À quelques mois d’intervalle, la vie m’a rendu témoin des deux événements qui me font le plus peur au monde : la mort d’un enfant pour ses parents, celle d’une jeune femme pour ses enfants et son mari.

Quelqu’un m’a dit alors : tu es écrivain, pourquoi n’écris-tu pas notre histoire?

C’était une commande, je l’ai acceptée. C’est ainsi que je me suis retrouvé à raconter l’amitié entre un homme et une femme, tous deux rescapés d’un cancer, tous deux boiteux et tous deux juges, qui s’occupaient d’affaires de surendettement au tribunal d’instance de Vienne (Isère).
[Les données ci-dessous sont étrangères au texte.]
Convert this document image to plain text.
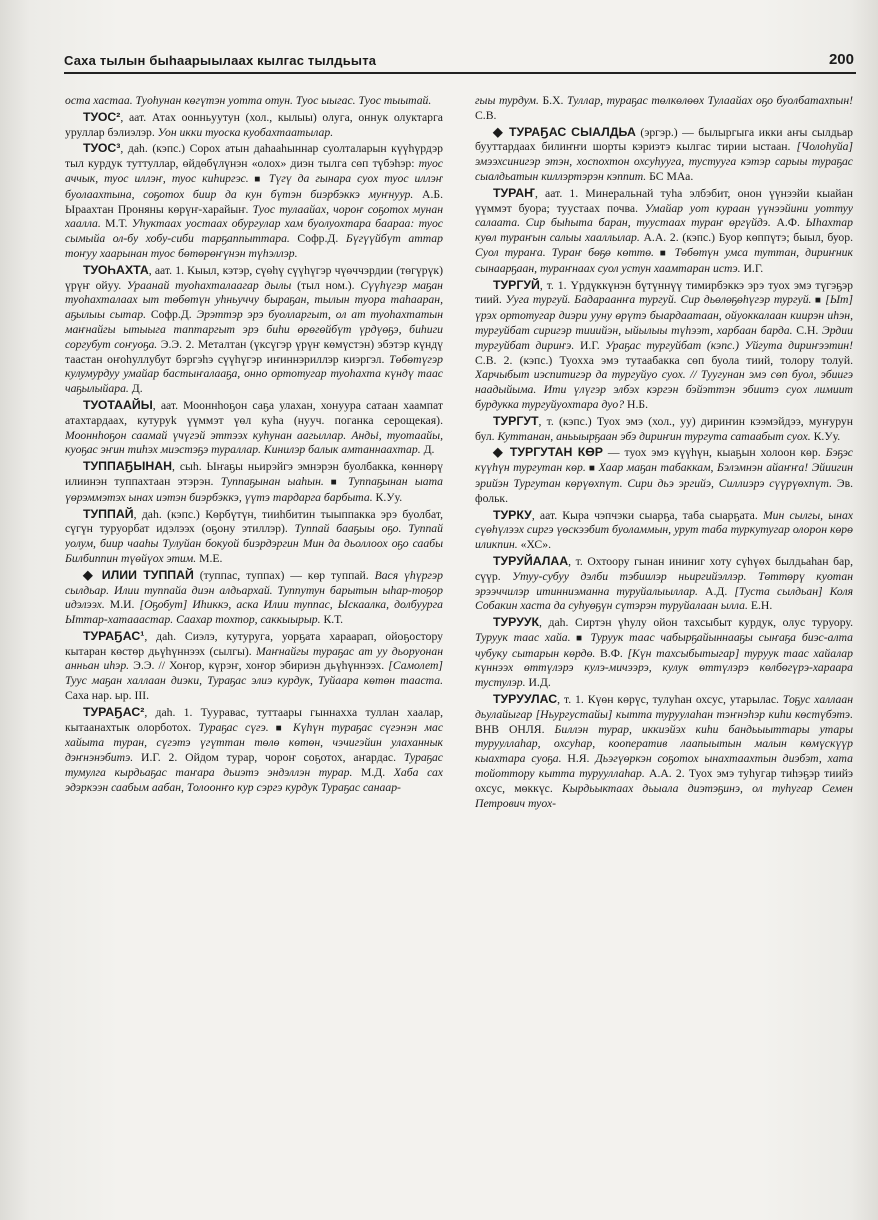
Саха тылын быһаарыылаах кылгас тылдьыта	200

оста хастаа. Туоһунан көгүтэн уотта отун. Туос ыыгас. Туос тыытай.

ТУОС², аат. Атах оонньуутун (хол., кылыы) олуга, оннук олуктарга уруллар бэлиэлэр. Уон икки туоска куобахтаатылар.

ТУОС³, даһ. (кэпс.) Сорох атын даһааһыннар суолталарын күүһүрдэр тыл курдук туттуллар, өйдөбүлүнэн «олох» диэн тылга сөп түбэһэр: туос аччык, туос иллэҥ, туос киһиргэс. ■ Түгү да гынара суох туос иллэҥ буолаахтына, соҕотох биир да кун бүтэн биэрбэккэ муҥнуур. А.Б. Ыраахтан Проняны көрүҥ-харайыҥ. Туос тулаайах, чороҥ соҕотох мунан хаалла. М.Т. Уһуктаах уостаах обургулар хам буолуохтара баараа: туос сымыйа ол-бу хобу-сиби тарҕаппыттара. Софр.Д. Бүгүүйбүт аттар тоҥуу хаарынан туос бөтөрөҥүнэн түһэллэр.

ТУОҺАХТА, аат. 1. Кыыл, кэтэр, сүөһү сүүһүгэр чүөччэрдии (төгүрүк) үрүҥ ойуу. Ураанай туоһахталаагар дылы (тыл ном.). Сүүһүгэр маҕан туоһахталаах ыт төбөтүн уһньуччу быраҕан, тылын туора таһааран, аҕылыы сытар. Софр.Д. Эрэттэр эрэ буолларгыт, ол ат туоһахтатын маҥнайгы ытыыга таптаргыт эрэ биһи өрөгөйбүт үрдүөҕэ, биһиги соргубут соҥуоҕа. Э.Э. 2. Металтан (үксүгэр үрүҥ көмүстэн) эбэтэр күндү таастан оҥоһуллубут бэргэһэ сүүһүгэр иҥиннэриллэр киэргэл. Төбөтүгэр кулумурдуу умайар бастыҥалааҕа, онно ортотугар туоһахта күндү таас чаҕылыйара. Д.

ТУОТААЙЫ, аат. Мооннһоҕон саҕа улахан, хонуура сатаан хаампат атахтардаах, кутуруk үүммэт үөл куһа (нууч. поганка серощекая). Мооннһоҕон саамай үчүгэй эттээх куһунан аагыллар. Андьі, туотаайы, куоҕас эҥин тиһэх миэстэҕэ тураллар. Кинилэр балык амтаннаахтар. Д.

ТУППАҔЫНАН, сыһ. Ыҥаҕы ньирэйгэ эмнэрэн буолбакка, көннөрү илиинэн туппахтаан этэрэн. Туппаҕынан ыаһын. ■ Туппаҕынан ыата үөрэммэтэх ынах иэтэн биэрбэккэ, үүтэ тардарга барбыта. К.Уу.

ТУППАЙ, даһ. (кэпс.) Көрбүтүн, тииһбитин тыыппакка эрэ буолбат, сүгүн туруорбат идэлээх (оҕону этиллэр). Туппай бааҕыы оҕо. Туппай уолум, биир чааһы Тулуйан бокуой биэрдэргин Мин да дьоллоох оҕо саабы Билбиппин түөйүох этим. М.Е.

◆ ИЛИИ ТУППАЙ (туппас, туппах) — көр туппай. Вася үһүргэр сылдьар. Илии туппайа диэн алдьархай. Туппутун барытын ыһар-тоҕор идэлээх. М.И. [Оҕобут] Иһиккэ, аска Илии туппас, Ыскаалка, долбуурга Ыттар-хатааастар. Саахар тохтор, саккыырыр. К.Т.

ТУРАҔАС¹, даһ. Сиэлэ, кутуруга, уорҕата хараарап, ойоҕостору кытаран көстөр дьүһүннээх (сылгы). Маҥнайгы тураҕас ат уу дьоруонан анньан иһэр. Э.Э. // Хоҥор, күрэҥ, хоҥор эбириэн дьүһүннээх. [Самолет] Туус маҕан халлаан диэки, Тураҕас элиэ курдук, Туйаара көтөн тааста. Саха нар. ыр. III.

ТУРАҔАС², даһ. 1. Тууравас, туттаары гыннахха туллан хаалар, кытаанахтык олорботох. Тураҕас сүгэ. ■ Күһүн тураҕас сүгэнэн мас хайыта туран, сүгэтэ үгүттан төлө көтөн, чэчигэйин улаханнык дэҥнэнэбитэ. И.Г. 2. Ойдом турар, чороҥ соҕотох, аҥардас. Тураҕас тумулга кырдьаҕас таҥара дьиэтэ эндэллэн турар. М.Д. Хаба сах эдэркээн саабым аабан, Толоонҥо кур сэргэ курдук Тураҕас санаар-

гыы турдум. Б.Х. Туллар, тураҕас төлкөлөөх Тулаайах оҕо буолбатахпын! С.В.

◆ ТУРАҔАС СЫАЛДЬА (эргэр.) — былыргыга икки аҥы сылдьар бууттардаах билиҥҥи шорты кэриэтэ кылгас тирии ыстаан. [Чолоһуйа] эмээхсинигэр этэн, хоспохтон охсуһууга, тустууга кэтэр сарыы тураҕас сыалдьатын киллэртэрэн кэппит. БС МАа.

ТУРАҤ, аат. 1. Минеральнай туһа элбэбит, онон үүнээйи кыайан үүммэт буора; туустаах почва. Умайар уот кураан үүнээйини уоттуу салаата. Сир быһыта баран, туустаах тураҥ өргүйдэ. А.Ф. Ыһахтар куөл тураҥын салыы хааллылар. А.А. 2. (кэпс.) Буор көппүтэ; быыл, буор. Суол тураҥа. Тураҥ бөҕө көттө. ■ Төбөтүн умса туттан, дириҥник сынаарҕаан, тураҥнаах суол устун хаамтаран истэ. И.Г.

ТУРГУЙ, т. 1. Үрдүккүнэн бүтүннүү тимирбэккэ эрэ туох эмэ түгэҕэр тиий. Ууга тургуй. Бадараанҥа тургуй. Сир дьөлөҕөһүгэр тургуй. ■ [Ыт] үрэх ортотугар диэри ууну өрүтэ быардаатаан, ойуоккалаан киирэн иһэн, тургуйбат сиригэр тииийэн, ыйылыы түһээт, харбаан барда. С.Н. Эрдии тургуйбат дириҥэ. И.Г. Ураҕас тургуйбат (кэпс.) Уйгута дириҥээтин! С.В. 2. (кэпс.) Туохха эмэ тутаабакка сөп буола тиий, толору толуй. Харчыбыт иэспитигэр да тургуйуо суох. // Туугунан эмэ сөп буол, эбиигэ наадыйыма. Ити үлүгэр элбэх кэргэн бэйэттэн эбиитэ суох лимиит бурдукка тургуйуохтара дуо? Н.Б.

ТУРГУТ, т. (кэпс.) Туох эмэ (хол., уу) дириҥин кээмэйдээ, муҥурун бул. Куттанан, аньыырҕаан эбэ дириҥин тургута сатаабыт суох. К.Уу.

◆ ТУРГУТАН КӨР — туох эмэ күүһүн, кыаҕын холоон көр. Бэҕэс күүһүн тургутан көр. ■ Хаар маҕан табаккам, Бэлэмнэн айаҥҥа! Эйиигин эрийэн Тургутан көрүөхпүт. Сири дьэ эргийэ, Силлиэрэ сүүрүөхпүт. Эв. фольк.

ТУРКУ, аат. Кыра чэпчэки сыарҕа, таба сыарҕата. Мин сылгы, ынах сүөһүлээх сиргэ үөскээбит буоламмын, урут таба туркутугар олорон көрө иликпин. «ХС».

ТУРУЙАЛАА, т. Охтоору гынан ининиг хоту сүһүөх былдьаһан бар, сүүр. Утуу-субуу дэлби тэбиилэр ньиргийэллэр. Төттөрү куотан эрээччилэр итинниэманна туруйалыыллар. А.Д. [Туста сылдьан] Коля Собакин хаста да суһуөҕүн сүтэрэн туруйалаан ылла. Е.Н.

ТУРУУК, даһ. Сиртэн үһулу ойон тахсыбыт курдук, олус туруору. Туруук таас хайа. ■ Туруук таас чабырҕайыннааҕы сыҥаҕа биэс-алта чубуку сытарын көрдө. В.Ф. [Күн тахсыбытыгар] туруук таас хайалар күннээх өттүлэрэ кулэ-мичээрэ, кулук өттүлэрэ көлбөгүрэ-хараара тустулэр. И.Д.

ТУРУУЛАС, т. 1. Күөн көрүс, тулуһан охсус, утарылас. Тоҕус халлаан дьулайыгар [Ньургустайы] кытта туруулаһан тэҥнэһэр киһи көстүбэтэ. ВНВ ОНЛЯ. Биллэн турар, иккиэйэх киһи бандьыыттары утары турууллаһар, охсуһар, кооператив лаапыытын малын көмүскүүр кыахтара суоҕа. Н.Я. Дьэгүөркэн соҕотох ынахтаахтын диэбэт, хата тойоттору кытта турууллаһар. А.А. 2. Туох эмэ туһугар тиһэҕэр тиийэ охсус, мөккүс. Кырдьыктаах дьыала диэтэҕинэ, ол туһугар Семен Петрович туох-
Il est question dans ce livre de vie et de mort, de maladie, d’extrême pauvreté, de justice et surtout d’amour. Tout y est vrai.

Ma lecture

La mort : perdre ceux que l’on aime, les voir partir brutalement alors que rien ne le laissait présager ou après de longs mois de souffrance, comment tenir, où trouver la force d’aider, de continuer. Emmanuel Carrère a été confronté de près, en quelques mois à ces deux situations.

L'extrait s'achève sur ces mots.